Из домишки, прилежащего к Тому Двору, был один Чернышёв, года на два меня старше, крепкий, с худощаво-широким ликом и смолёво-смуглый. Есть такие лица – ещё и с пятном где-нибудь на щеке, словно от избытка смоли. На горку пришла Наташа, и я нарочно устроил свалку, чтобы снова к ней притолкнуться. А потом начал толкаться уже на самой дощатой площадке. Между Наташей и мной оказался как раз тот самый малахольный Алёша. Я грубо его толкнул, а Чернышёв на меня прикрикнул. Я ответил, завязалась перепалка, и я крикнул: «Черныш чёртов!» Выражение «чёртов» я перенял от бабушки и им словно продолжал её всевластие.

– А ну, проваливай в свой двор! – рыкнул Чернышёв и прогнал меня в шею. Я попёрся с санками домой и, веря во всесильность бабушки, доложил о несправедливости и заставил навести порядок. Бабушка притащилась со мной через лаз, вернула справедливость и ушла домой.

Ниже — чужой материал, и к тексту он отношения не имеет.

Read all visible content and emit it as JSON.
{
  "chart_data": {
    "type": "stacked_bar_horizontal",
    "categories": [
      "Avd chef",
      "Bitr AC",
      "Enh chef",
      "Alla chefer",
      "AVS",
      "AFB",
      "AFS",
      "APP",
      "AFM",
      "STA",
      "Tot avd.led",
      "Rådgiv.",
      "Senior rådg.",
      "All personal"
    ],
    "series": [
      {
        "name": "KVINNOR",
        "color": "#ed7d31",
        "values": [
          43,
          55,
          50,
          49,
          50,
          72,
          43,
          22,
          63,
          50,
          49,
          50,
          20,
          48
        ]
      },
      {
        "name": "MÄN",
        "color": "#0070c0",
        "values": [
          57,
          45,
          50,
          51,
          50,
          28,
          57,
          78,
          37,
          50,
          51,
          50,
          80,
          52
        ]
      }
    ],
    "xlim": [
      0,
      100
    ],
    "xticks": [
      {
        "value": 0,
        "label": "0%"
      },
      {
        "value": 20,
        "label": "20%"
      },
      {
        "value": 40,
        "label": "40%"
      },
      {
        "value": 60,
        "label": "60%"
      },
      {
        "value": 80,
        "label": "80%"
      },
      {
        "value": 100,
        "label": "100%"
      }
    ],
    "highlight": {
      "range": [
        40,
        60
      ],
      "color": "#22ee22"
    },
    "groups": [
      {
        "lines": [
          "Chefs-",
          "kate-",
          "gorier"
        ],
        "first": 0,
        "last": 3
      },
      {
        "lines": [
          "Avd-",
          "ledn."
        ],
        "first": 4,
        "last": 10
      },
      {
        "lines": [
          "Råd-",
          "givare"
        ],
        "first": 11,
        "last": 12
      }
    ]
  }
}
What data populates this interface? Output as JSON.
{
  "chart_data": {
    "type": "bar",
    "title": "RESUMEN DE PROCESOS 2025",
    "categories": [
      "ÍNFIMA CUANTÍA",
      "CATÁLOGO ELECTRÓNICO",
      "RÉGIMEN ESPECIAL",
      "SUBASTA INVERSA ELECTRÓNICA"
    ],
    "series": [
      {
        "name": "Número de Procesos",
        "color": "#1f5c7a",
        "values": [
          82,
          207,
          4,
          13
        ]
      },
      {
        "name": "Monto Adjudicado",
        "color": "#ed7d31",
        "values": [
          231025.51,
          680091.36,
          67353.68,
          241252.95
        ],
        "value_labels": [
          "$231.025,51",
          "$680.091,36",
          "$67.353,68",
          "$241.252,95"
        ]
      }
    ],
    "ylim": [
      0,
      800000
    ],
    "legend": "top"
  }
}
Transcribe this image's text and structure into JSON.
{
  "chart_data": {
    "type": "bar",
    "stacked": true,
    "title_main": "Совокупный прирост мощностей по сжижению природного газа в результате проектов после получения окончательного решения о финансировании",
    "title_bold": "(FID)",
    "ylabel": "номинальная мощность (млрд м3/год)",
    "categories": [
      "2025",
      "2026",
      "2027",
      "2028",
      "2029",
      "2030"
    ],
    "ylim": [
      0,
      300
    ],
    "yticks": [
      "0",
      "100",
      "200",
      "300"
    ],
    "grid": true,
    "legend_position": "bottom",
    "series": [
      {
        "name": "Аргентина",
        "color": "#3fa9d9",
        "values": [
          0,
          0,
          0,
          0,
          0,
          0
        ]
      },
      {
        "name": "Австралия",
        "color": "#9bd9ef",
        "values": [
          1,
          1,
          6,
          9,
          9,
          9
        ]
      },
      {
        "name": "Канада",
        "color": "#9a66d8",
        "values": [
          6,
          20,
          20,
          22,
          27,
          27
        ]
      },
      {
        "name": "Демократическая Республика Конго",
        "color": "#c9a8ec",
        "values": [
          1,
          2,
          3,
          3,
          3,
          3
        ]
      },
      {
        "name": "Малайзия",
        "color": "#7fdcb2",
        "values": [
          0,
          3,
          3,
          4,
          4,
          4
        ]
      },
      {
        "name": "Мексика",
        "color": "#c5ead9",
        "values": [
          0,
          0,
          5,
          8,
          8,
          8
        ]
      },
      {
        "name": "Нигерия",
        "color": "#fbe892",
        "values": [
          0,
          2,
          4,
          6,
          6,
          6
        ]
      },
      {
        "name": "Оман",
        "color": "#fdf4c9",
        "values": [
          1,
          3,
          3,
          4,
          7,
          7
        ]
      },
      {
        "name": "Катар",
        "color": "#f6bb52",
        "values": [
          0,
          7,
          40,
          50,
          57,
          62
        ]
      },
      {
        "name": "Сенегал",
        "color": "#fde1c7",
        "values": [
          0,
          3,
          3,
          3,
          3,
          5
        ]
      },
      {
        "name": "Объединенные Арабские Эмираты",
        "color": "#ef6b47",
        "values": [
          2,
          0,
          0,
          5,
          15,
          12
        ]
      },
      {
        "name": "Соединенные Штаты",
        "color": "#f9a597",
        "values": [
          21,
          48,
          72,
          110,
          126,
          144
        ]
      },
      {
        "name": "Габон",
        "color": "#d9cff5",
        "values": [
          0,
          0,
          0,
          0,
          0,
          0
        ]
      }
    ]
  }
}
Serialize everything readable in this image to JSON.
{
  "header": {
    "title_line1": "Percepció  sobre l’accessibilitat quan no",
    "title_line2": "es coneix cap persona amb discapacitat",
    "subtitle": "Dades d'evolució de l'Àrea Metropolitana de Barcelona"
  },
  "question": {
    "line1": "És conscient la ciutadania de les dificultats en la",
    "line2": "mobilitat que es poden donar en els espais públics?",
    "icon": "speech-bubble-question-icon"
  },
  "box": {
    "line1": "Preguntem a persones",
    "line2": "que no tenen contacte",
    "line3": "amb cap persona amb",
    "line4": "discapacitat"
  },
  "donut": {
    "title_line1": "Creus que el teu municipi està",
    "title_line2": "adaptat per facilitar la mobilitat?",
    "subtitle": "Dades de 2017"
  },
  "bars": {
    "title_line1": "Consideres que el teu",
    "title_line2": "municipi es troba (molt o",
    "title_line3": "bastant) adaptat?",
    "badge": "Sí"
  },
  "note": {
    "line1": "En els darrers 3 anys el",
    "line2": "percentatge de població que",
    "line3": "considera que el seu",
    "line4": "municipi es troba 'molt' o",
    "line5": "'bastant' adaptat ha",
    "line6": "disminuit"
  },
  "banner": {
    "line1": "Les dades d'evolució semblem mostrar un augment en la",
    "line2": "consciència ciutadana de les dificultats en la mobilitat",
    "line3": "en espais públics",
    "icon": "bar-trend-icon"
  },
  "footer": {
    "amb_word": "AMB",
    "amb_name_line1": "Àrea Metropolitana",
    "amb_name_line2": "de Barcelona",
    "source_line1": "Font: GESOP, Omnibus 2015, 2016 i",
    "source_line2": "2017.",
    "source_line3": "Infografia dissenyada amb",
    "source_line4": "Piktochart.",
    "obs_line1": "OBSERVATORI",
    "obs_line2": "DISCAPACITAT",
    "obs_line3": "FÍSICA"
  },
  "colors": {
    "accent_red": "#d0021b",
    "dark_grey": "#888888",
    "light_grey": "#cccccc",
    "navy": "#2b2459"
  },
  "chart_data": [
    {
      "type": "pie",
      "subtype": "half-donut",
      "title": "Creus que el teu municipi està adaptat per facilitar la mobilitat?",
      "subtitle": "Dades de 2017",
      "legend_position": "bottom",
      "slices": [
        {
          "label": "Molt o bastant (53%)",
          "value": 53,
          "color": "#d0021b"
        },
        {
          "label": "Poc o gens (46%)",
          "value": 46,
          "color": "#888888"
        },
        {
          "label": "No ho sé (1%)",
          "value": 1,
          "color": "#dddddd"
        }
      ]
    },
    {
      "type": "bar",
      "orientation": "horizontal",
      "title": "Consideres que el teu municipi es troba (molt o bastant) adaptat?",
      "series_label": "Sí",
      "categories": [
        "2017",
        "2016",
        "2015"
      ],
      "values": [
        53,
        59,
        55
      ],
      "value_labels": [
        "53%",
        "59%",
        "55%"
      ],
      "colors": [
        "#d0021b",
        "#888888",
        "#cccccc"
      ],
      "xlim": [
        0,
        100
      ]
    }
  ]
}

Довольный, я скатился с горки. За мной следом на ногах слетел Чернышёв, опрокинул меня и, локтем придавив шею, вжал в снег: «Ну что? Бабка-то дома. А ты тут. Так что не выдрыпывайся. Пока я добрый. По-о-онял?» Я действительно понял.

3

Зима постепенно заканчивалась, снег таял и таял. И с моим лиловым ногтем тоже что-то происходило таинственное, он словно задышал. Я проковырял иглой почерневшую, исшорканную корку: под ней нарос молодой и чудный розовый ноготь…

Уже текли ручьи вдоль мостовых. Мы пускали спичку и бежали за ней, и по ребристым треугольникам мутной воды она неслась и исчезала в решётке. На оттаявшей пахучей земле мы играли в ножички. Их было несколько разновидностей, включая сложнейшие «ордена и медали», где участвовала ещё и свинцовая бита-кругляш. Не помню вовсе… И никто, видно, не вспомнит…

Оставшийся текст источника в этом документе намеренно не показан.